As I keep telling people, water isn’t an infinite resource – if you consume it at a high enough rate, it will run out. This is what NASA warns is already happening in the Middle East, where due to overconsumption and bad water management, an amount of freshwater almost the size of the Dead Sea has been lost.
The study will be published by NASA in Water Resources Research, a journal of the American Geophysical Union; it examined gravimetric data over 7 years years from 2003 using a pair of gravity-measuring satellites which is part of NASA’s Gravity Recovery and Climate Experiment or GRACE. The study found that Turkey, Syria, Iraq and Iran along the Tigris and Euphrates river basins had lost 144 cubic kilometers of freshwater, the second most accelerated water deplition in the world – the first being India.
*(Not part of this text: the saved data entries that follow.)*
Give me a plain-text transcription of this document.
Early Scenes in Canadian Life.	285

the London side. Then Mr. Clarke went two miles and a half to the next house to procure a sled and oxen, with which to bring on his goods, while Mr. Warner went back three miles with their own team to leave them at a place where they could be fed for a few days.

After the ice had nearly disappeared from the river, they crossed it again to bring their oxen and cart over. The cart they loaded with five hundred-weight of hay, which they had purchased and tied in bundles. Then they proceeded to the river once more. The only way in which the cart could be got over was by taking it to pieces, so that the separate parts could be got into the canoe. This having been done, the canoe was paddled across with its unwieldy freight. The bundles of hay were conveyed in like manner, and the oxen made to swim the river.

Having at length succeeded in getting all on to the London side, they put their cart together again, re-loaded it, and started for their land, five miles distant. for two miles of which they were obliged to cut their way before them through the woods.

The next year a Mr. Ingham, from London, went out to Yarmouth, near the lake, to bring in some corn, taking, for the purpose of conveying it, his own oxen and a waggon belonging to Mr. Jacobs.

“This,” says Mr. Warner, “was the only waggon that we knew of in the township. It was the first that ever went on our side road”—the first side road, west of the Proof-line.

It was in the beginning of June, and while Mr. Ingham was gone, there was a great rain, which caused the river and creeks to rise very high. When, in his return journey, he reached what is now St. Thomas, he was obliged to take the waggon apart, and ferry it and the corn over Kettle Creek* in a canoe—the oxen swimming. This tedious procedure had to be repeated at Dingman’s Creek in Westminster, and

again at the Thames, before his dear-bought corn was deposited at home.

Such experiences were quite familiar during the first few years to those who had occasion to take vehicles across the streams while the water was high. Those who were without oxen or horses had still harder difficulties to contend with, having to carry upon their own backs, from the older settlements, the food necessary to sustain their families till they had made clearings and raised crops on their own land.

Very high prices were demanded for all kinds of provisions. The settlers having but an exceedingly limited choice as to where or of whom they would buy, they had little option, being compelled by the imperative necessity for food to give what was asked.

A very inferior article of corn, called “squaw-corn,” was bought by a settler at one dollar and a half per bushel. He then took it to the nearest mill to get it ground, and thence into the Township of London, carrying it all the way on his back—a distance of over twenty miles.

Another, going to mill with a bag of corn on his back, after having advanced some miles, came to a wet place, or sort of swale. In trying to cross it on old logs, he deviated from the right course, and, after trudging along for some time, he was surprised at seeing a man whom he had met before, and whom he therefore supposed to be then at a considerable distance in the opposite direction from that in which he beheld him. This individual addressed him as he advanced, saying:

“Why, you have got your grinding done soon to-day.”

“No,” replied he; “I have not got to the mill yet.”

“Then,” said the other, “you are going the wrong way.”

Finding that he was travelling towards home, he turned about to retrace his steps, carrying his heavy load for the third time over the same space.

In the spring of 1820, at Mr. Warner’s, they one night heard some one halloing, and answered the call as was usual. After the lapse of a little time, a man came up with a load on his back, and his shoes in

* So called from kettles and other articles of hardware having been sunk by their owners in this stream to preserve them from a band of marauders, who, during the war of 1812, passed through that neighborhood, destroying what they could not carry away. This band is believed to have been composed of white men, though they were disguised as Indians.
The most damage was caused by numerous water pumps pumping the underground water to the surface. Loss of surface lakes and rivers also cut out a big chunk.
“This rate of water loss is among the largest liquid freshwater losses on the continents,” the authors wrote in the study, noting the declines were most obvious after a drought.
The study is yet another evidence of a closing global water crisis; in the Middle East, where demands have dramatically increased due to aridic conditions and war, the effects are of course much more severe. Some impoverished countries, like Yemen, blame the waste of the richer neighbors from the oil-rich Gulf – who have created bedazzling cities in the middle of the desert, at the expensive of massive quantities of water.
The thing is, the Middle East already has low water reserves; if this situation perpetuates, things will become dramatic – fast. With Turkey controlling the Tigris and Euphrates headwaters, as well as the reservoirs and infrastructure of Turkey’s Greater Anatolia Project, which dictates how much water flows downstream into Syria and Iraq, only a joint water management between these three countries can help things out. If things continue this way, with Turkey diverting more and more water for its own needs (mostly irrigation), tension will definitely rise.
“They just do not have that much water to begin with, and they’re in a part of the world that will be experiencing less rainfall with climate change,” Famiglietti said. “Those dry areas are getting dryer. They and everyone else in the world’s arid regions need to manage their available water resources as best they can.”
“That decline in stream flow put a lot of pressure on northern Iraq,” Kate Voss, lead author of the study and a water policy fellow with the University of California’s Center for Hydrological Modeling in Irvine, said. “Both the UN and anecdotal reports from area residents note that once stream flow declined, this northern region of Iraq had to switch to groundwater. In an already fragile social, economic and political environment, this did not help the situation.”